1Escribo este texto para complementar la charla “Gestión emocional mediante la palabra” a la que me invitó el Centro de Estudiantes de Pedagogía en Castellano de la USACH durante la paralización de junio de 2026. Esta es una “paralización reflexiva por salud mental” suscitada por el hecho trágico de un muchacho que se suicidó dentro del campus universitario. También la paralización se debe situar en el contexto amenazante de un gobierno de ultraderecha como el que actualmente preside en Chile.
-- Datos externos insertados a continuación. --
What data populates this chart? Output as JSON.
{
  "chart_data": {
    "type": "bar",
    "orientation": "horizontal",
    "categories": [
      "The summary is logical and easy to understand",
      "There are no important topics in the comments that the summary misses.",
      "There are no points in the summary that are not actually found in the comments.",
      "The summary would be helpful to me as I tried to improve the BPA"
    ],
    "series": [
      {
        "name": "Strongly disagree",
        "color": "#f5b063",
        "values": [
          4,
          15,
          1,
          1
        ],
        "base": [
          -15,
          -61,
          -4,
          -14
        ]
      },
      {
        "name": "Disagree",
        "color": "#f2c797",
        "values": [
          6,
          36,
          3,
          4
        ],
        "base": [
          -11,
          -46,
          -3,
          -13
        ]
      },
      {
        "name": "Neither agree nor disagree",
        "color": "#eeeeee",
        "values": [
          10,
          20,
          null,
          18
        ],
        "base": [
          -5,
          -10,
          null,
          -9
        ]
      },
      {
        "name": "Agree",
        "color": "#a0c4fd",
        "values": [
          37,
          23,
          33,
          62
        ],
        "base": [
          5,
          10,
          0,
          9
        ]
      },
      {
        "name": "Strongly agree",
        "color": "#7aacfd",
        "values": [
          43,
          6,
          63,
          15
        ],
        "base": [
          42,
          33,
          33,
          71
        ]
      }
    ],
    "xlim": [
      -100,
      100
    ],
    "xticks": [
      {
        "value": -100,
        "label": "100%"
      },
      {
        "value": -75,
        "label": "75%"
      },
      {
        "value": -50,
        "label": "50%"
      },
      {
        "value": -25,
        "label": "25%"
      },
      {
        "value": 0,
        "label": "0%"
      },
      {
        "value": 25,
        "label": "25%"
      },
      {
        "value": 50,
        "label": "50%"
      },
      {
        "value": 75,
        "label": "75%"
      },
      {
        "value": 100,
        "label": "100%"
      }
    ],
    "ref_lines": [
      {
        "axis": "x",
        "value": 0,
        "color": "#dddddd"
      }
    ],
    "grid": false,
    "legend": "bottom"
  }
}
2La historiadora María-Milagros Rivera Garretas diferencia las “relaciones instrumentales” de las “relaciones sin fin” o por el gusto de estar en relación.

3María-Milagros Rivera Garretas, 1997, El fraude de la igualdad, Planeta, p.32.

4Carole Pateman, 1995, El contrato sexual, Anthropos.

5Para despejar malos entendidos, el reconocer la obra materna no tiene nada que ver con la institución patriarcal de la maternidad, ni con la decisión de cada mujer de ser o no ser madre, o darle o no darle viabilidad a un embarazo.

6Luisa Muraro, 1994, El orden simbólico de la madre, Horas y Horas, p.43. Dice Peirce: “Un Tercero es algo que pone a un Primero en relación con un Segundo. Un signo es una suerte de Tercero…” (Charles Sanders Peirce, 1980, Semiótica, Einaudi, p.189).

7Patrizia Violi, 2009, How our bodies become us: embodiment, semiosis and intersubjectivity. Journal of cognitive semiotics, IV (1): 57-75.

8Edith Stein, 2004, Sobre el problema de la empatía, Trotta.

9Lo he leído en su libro En el principio era Ella.

10Uso entre comillas la expresión “salud mental” porque proviene de un lenguaje institucionalizado. Aún no sé cómo nombrarla desde la lengua materna.

11María-Milagros Rivera Garretas, op.cit. (nota 3).

12La filósofa María Zambrano dice que “pensar” es “descifrar lo que se siente”.

13Piedad Bonnett, cátedra “Literatura y duelo”, Universidad Diego Portales, 23 de junio de 2017.